1. It is obvious that the indictment in this case, charging larceny from the house, was drawn under section 176 of the Penal Code of 1910; and the indictment charging, and the undisputed proof showing, that the property stolen was of a greater value than fifty dollars, the court did not err in charging that portion only of said section 176 that relates to the punishment of a felony. This ruling disposes of special grounds 1 and 2 of the motion for a new trial.
2. Before one can be legally convicted on the testimony of an accomplice in a felony case, such testimony must be corroborated by other evidence, either direct or circumstantial, which, independently of the testimony of the accomplice, directly connects the accused with the offense charged. Goff v. State, 37 Ga. App. 471 (140 S. E. 793); Baldwin v. State, 16 Ga. App. 174 (84 S. E. 727).

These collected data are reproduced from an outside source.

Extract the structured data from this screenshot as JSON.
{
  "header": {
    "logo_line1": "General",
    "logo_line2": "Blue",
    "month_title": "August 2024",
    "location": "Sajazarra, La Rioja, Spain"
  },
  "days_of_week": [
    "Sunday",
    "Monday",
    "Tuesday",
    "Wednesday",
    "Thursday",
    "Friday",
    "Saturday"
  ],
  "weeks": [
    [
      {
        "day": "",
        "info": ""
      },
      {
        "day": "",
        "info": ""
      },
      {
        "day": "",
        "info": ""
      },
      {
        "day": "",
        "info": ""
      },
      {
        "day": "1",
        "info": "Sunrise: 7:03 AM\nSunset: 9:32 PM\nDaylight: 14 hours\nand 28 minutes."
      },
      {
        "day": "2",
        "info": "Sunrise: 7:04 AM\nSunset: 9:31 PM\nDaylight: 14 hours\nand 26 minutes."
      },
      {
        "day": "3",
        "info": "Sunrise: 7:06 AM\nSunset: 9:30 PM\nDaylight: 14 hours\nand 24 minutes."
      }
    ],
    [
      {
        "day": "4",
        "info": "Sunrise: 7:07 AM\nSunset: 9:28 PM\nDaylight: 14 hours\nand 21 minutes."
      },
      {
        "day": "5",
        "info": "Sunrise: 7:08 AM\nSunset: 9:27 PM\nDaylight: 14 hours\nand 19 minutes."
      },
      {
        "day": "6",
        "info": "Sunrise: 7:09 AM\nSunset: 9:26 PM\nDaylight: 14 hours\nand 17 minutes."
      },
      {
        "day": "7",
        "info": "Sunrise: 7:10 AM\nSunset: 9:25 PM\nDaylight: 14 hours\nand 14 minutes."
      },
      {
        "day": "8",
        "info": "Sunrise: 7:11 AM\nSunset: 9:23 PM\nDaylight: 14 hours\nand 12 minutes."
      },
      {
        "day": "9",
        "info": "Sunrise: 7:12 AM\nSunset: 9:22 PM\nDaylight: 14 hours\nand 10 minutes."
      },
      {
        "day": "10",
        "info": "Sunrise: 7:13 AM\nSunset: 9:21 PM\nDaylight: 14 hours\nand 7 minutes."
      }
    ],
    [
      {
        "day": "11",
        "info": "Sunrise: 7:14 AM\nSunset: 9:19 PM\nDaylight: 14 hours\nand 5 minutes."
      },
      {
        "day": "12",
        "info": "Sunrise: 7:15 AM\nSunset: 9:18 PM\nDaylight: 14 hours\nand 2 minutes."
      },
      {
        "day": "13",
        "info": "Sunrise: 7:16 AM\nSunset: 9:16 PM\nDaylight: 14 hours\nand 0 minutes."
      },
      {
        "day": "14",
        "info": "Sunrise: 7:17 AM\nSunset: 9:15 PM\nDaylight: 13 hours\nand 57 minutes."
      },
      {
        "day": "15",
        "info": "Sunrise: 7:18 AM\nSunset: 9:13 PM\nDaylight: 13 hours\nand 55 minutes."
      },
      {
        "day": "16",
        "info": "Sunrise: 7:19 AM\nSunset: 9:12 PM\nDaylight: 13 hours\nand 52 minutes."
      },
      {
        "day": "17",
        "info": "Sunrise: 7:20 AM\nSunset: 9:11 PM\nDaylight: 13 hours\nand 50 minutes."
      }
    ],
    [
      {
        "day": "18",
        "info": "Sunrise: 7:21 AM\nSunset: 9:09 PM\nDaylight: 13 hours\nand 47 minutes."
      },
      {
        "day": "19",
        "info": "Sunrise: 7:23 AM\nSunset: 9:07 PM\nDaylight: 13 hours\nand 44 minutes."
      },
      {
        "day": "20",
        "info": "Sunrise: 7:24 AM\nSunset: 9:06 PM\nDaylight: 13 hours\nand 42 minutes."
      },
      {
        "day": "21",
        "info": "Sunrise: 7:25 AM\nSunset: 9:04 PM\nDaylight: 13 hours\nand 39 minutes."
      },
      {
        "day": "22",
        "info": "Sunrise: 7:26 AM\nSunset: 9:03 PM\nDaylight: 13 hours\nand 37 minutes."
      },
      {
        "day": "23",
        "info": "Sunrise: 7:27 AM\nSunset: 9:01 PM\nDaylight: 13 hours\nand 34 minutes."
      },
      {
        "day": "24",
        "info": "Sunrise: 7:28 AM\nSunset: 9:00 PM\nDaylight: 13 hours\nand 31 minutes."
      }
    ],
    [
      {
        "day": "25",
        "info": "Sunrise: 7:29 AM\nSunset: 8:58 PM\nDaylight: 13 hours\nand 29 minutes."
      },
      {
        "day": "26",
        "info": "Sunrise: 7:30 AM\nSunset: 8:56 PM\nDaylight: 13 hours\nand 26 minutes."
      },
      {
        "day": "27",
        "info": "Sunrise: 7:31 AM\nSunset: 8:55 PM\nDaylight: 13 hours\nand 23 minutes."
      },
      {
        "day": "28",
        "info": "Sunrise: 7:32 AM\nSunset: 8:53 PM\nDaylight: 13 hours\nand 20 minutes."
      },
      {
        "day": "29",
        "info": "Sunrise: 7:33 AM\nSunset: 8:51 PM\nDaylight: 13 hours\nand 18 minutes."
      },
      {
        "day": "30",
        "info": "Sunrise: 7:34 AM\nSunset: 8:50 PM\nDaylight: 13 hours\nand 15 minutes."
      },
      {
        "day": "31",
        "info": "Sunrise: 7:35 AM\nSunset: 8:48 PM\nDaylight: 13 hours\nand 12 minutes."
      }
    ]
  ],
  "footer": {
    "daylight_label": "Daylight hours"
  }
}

3. Under the above-stated ruling and the facts of the instant ease, it was error, requiring a new trial, for the court to instruct the jury, in effect, that they could not convict the defendant on the testimony of an accomplice, unless such testimony was corroborated by other evidence “which, in connection with the testimony of the accomplice" (italics ours) connected the accused with the offense charged.
4. The special assignments of error not dealt with above are without substantial merit. As there must be a retrial of the case, the question as to the sufficiency of the evidence to support the verdict is not now passed upon.
Judgment reversed.
Luke and Bloodworth, JJ., concur. • Shackelford, Shackelford & Davis, for plaintiff in error. Henry H. West, solicitor-general, contra.